The OpenFlow Revolution is a Big Switch

Software defined networking (SDN) is triggering a major change in the way network administrators think about their networks. With SDN, the data and control planes can be separated enabling more programmable and flexible networks. One of the primary technologies behind SDN is the open source OpenFlow protocol. While the protocol can be supported on multiple types of switches from vendors big and small, it also requires a controller to actually manage and direct OpenFlow. That’s where startup Big Switch Networks comes into play.

Moving OpenFlow forward

Big Switch was founded by Guido Appenzeller and Kyle Forster, in an effort to help move OpenFlow forward. In an interview with Enterprise Networking Planet Forster detailed how far forward his company has moved the ball over the last year as SDN enters networking’s lexicon.

Big Switch’s core product is an OpenFlow controller that is based the open source Floodlight project. Although the commercial version is not yet generally available, in only five months of availability, Floodlight has been downloaded 4,500 times.

Last year, people thought SDN and OpenFlow were interesting. This year, people are asking when can they trial the software. The full Big Switch controller is currently in a public beta with general availability set for later this year. As Floodlight is licensed under the open source Apache 2.0 license, Big Switch will have a commercial model where they offer proprietary bits and management on top of the open source base.
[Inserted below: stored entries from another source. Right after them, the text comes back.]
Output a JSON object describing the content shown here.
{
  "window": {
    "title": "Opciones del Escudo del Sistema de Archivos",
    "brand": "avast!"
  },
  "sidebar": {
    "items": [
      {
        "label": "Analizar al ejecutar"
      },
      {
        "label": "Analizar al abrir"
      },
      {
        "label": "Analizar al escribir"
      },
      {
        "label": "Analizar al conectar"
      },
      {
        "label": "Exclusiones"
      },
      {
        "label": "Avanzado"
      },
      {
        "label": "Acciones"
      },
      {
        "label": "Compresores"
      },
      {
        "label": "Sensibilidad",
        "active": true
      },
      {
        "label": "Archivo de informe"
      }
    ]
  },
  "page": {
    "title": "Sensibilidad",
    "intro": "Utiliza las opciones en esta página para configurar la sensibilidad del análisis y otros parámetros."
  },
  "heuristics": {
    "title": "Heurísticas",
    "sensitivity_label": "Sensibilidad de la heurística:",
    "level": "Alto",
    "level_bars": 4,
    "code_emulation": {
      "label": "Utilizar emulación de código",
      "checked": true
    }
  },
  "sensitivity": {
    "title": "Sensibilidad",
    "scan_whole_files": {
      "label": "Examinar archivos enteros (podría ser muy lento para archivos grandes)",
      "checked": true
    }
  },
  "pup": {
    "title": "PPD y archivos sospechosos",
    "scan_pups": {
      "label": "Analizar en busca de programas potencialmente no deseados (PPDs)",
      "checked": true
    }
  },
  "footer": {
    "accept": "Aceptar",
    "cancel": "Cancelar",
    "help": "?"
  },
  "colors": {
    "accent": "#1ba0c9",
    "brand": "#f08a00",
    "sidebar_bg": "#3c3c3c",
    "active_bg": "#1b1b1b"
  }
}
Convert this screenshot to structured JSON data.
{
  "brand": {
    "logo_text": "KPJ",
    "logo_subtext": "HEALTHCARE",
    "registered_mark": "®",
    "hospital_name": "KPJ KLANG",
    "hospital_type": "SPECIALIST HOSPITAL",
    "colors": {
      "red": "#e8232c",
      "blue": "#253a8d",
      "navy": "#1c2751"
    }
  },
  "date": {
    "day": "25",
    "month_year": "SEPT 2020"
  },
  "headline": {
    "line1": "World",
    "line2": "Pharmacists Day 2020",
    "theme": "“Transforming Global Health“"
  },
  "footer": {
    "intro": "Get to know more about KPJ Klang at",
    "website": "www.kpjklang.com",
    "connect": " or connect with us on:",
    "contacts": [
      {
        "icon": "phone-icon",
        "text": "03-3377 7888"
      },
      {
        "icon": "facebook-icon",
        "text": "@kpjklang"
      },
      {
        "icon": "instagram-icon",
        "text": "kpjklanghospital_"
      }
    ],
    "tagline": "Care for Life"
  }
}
“Floodlight is probably about 20 percent of our code — it’s a very useful and high performance 20 percent,” Forster said. “But there are an awful lot of other pieces in the base controller and the applications on top that we think are really interesting,”

Three tiers to an SDN architectural strategy: the data plane tier, which includes physical switches and hypervisors; the controller tier, which is an software development kit (SDK); and then there are a series of applications that run on top.

While OpenFlow is a critical component of SDN architecture, it’s not all that’s needed when folks are scaling from 200 virtual machines (VMs) per rack to 2,000, for example.

“You need OpenFlow plus a few pieces,” Forster said. “But it’s not gargantuan amounts. It’s ‘How do we do OpenFlow overlay networks? How do we do OpenFlow hybrid and native networks? and What are some of the problems that follow along with those items?'”

OpenFlow, open source & Floodlight

Because OpenFlow and the Floodlight controller are open source, there is a degree of interoperability that would not have been possible otherwise, according to Forster. Prior to the open sourcing of Floodlight, Big Switch conducted an interoperability test and it took 600 emails to get everything together. Now that Floodlight is available as open source, anyone can freely download and test it on their own for interoperability, which removes barriers to adoption and entry.

“Because of open source, we just get a huge boom for free and if it works with open source than there is a 99.999 percent chance it works with our commercial controller as well,” Forster said.

Competition for the OpenFlow market

Big Switch isn’t the only vendor aiming for a piece of the OpenFlow pie. It’s a market that IDC predicts will be worth $2 billion by 2016.

“The competition is the status quo, the competition is ‘How can we cobble together networking technologies that are five, six or seven years old and get them to work for 2,000 virtual machines per rack?'” Forster said. “That’s the competition.”

OpenFlow started out as a research effort at Stanford that Forster’s co-founder Guido Appenzeller helped lead. Since then, OpenFlow has moved out of the lab and is poised to reshape the networking landscape. It’s a change that Forster did not predict when he first got started.

“I knew we always had a better mousetrap,” Forster said. “I had no idea it would become as big as it has become.”